Dolphins and Whales|to Dodge More Bullets

     WASHINGTON (CN) – The National Marine Fisheries Service plans to issue a five-year Letter of Authorization (LOA) to Elgin Air Force Base in Florida for the incidental harassment, or “take,” of six species of dolphins and whales that may be affected by weapons testing and training exercises, according to a recent proposed rule.
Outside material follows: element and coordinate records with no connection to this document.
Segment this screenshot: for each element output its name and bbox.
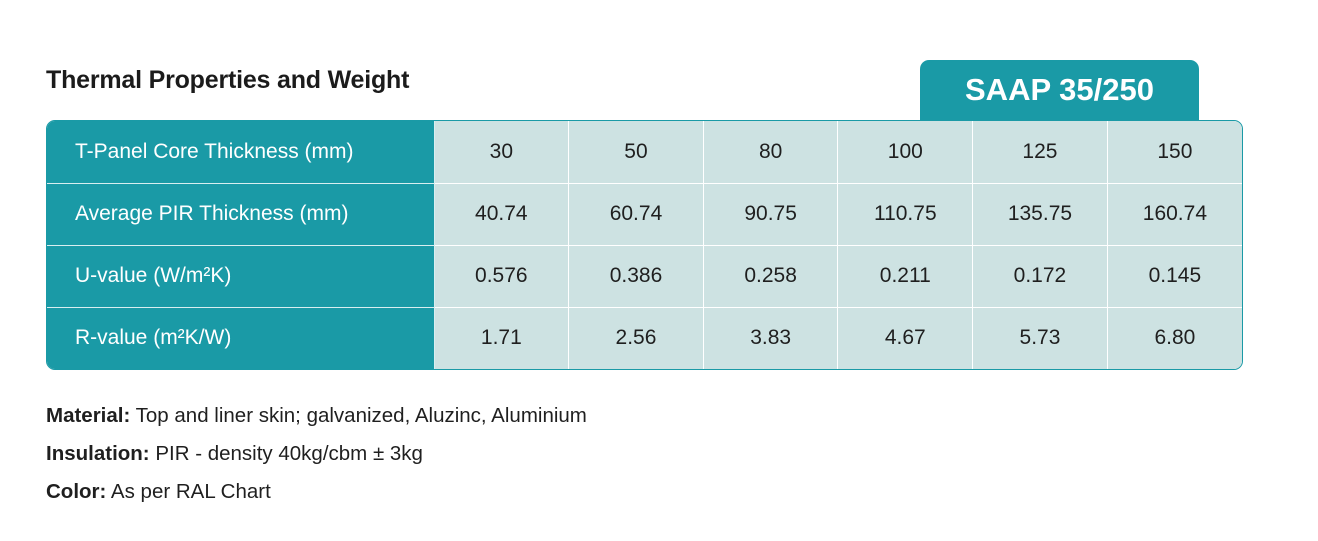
table-row: R-value (m²K/W) 1.71 2.56 3.83 4.67 5.73… bbox=[47, 307, 1242, 369]
page-title: Thermal Properties and Weight bbox=[46, 66, 410, 94]
table-cell: 2.56 bbox=[568, 307, 704, 369]
note-value: PIR - density 40kg/cbm ± 3kg bbox=[149, 442, 423, 465]
table-cell: 50 bbox=[568, 121, 704, 184]
table-cell: 0.258 bbox=[703, 245, 839, 308]
table-cell: 135.75 bbox=[972, 183, 1108, 246]
note-key: Insulation: bbox=[46, 442, 150, 465]
table-cell: 0.386 bbox=[568, 245, 704, 308]
table-cell: 100 bbox=[837, 121, 974, 184]
product-tab: SAAP 35/250 bbox=[920, 60, 1199, 122]
note-material: Material: Top and liner skin; galvanized… bbox=[46, 402, 587, 440]
note-value: Top and liner skin; galvanized, Aluzinc,… bbox=[130, 404, 587, 427]
table-cell: 0.211 bbox=[837, 245, 974, 308]
table-cell: 160.74 bbox=[1107, 183, 1242, 246]
note-insulation: Insulation: PIR - density 40kg/cbm ± 3kg bbox=[46, 440, 587, 478]
thermal-properties-table: T-Panel Core Thickness (mm) 30 50 80 100… bbox=[46, 120, 1243, 370]
table-cell: 80 bbox=[703, 121, 839, 184]
table-cell: 60.74 bbox=[568, 183, 704, 246]
row-header: R-value (m²K/W) bbox=[47, 307, 435, 369]
table-cell: 0.145 bbox=[1107, 245, 1242, 308]
note-value: As per RAL Chart bbox=[106, 480, 271, 503]
row-header: U-value (W/m²K) bbox=[47, 245, 435, 308]
row-header: T-Panel Core Thickness (mm) bbox=[47, 121, 435, 184]
spec-notes: Material: Top and liner skin; galvanized… bbox=[46, 402, 587, 516]
table-cell: 5.73 bbox=[972, 307, 1108, 369]
table-row: Average PIR Thickness (mm) 40.74 60.74 9… bbox=[47, 183, 1242, 246]
table-cell: 1.71 bbox=[434, 307, 570, 369]
table-row: U-value (W/m²K) 0.576 0.386 0.258 0.211 … bbox=[47, 245, 1242, 308]
table-cell: 6.80 bbox=[1107, 307, 1242, 369]
table-cell: 150 bbox=[1107, 121, 1242, 184]
table-row: T-Panel Core Thickness (mm) 30 50 80 100… bbox=[47, 121, 1242, 184]
note-key: Material: bbox=[46, 404, 131, 427]
note-color: Color: As per RAL Chart bbox=[46, 478, 587, 516]
row-header: Average PIR Thickness (mm) bbox=[47, 183, 435, 246]
table-cell: 110.75 bbox=[837, 183, 974, 246]
table-cell: 40.74 bbox=[434, 183, 570, 246]
table-cell: 4.67 bbox=[837, 307, 974, 369]
table-cell: 30 bbox=[434, 121, 570, 184]
table-cell: 0.576 bbox=[434, 245, 570, 308]
table-cell: 0.172 bbox=[972, 245, 1108, 308]
note-key: Color: bbox=[46, 480, 107, 503]
table-cell: 90.75 bbox=[703, 183, 839, 246]
data-table: T-Panel Core Thickness (mm) 30 50 80 100… bbox=[47, 121, 1242, 369]
table-cell: 125 bbox=[972, 121, 1108, 184]
table-cell: 3.83 bbox=[703, 307, 839, 369]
     The Elgin “military readiness activities” involve Precision Strike Weapon (PSW) and Air-to-Surface (AS) gunnery missions. The PSW missions use two weapons, a Joint Air-to-Surface Stand-off Missile with an underwater detonation of approximately 300 lbs net explosive weight, and a small diameter bomb, with an approximate 96 lbs of net explosive weight. The AS gunnery missions create surface impacts of projectiles and small underwater detonations with 25-mm, 40-mm, and 105-mm gunnery rounds, the action noted. The PSW missions would use live shots and inert shots, and the AS missions would use a mix of “training rounds” and “full-up” rounds.
     To grant LOAs, the NMFS must determine that the effects on the marine mammals will be “negligible” and will not have an “unmitigable” adverse impact on the species for subsistence use.
     The agency says “there are no relevant subsistence uses of marine mammals implicated by this action,” and further maintains “there is no evidence that planned activities could result in serious injury or mortality within the specified geographic area for the requested authorization,” according to the proposed rule.
     Regarding military readiness activities, the Marine Mammal Protection Act defines take or “harassment” as “(i) Any act that injures or has the significant potential to injure a marine mammal or marine mammal stock in the wild (Level A harassment); or (ii) any act that disturbs or is likely to disturb a marine mammal or marine mammal stock in the wild by causing disruption of natural behavioral patterns, including, but not limited to, migration, surfacing, nursing, breeding, feeding, or behavioral patterns are abandoned or significantly altered (Level B harassment).”
     “These LOAs, if approved, would authorize the take, by Level A (physiological) and Level B (behavioral) harassment, of Atlantic bottlenose dolphin (Tursiops truncatus) and Atlantic spotted dolphin (Stenella frontalis) incidental to PSW testing and training activities. Takes of dwarf sperm whale (Kogia simus), pygmy sperm whale (K. breviceps), Atlantic bottlenose dolphins (Tursiops truncatus), Atlantic spotted dolphin (Stenella frontalis), pan tropical spotted dolphin (S. attenuate), and spinner dolphin (S. longirostris) by Level B harassment would also be authorized incidental to AS gunnery testing and training operations,” the proposed rule says.
     The military operations could potentially harm marine mammals by exposing them to “impulsive noise and pressure waves generated by ordnance detonation at or near the surface of the water,” according to the proposed rule.
     The agency admits that “because the few available studies show wide variation in response to underwater sound, it is difficult to quantify exactly how sound from PSW and AS gunnery missions would affect marine mammals.”
     Approximately 21 marine mammal species are found near the Eglin Gulf Test and Training Range in the Gulf of Mexico, but the species most likely to be affected by the testing activities are the Atlantic bottlenose dolphin, Atlantic spotted dolphin, pantropical spotted dolphin, spinner dolphin, and dwarf and pygmy sperm whales.
     The NMFS requests comments and information on its proposal by June 6, 2013.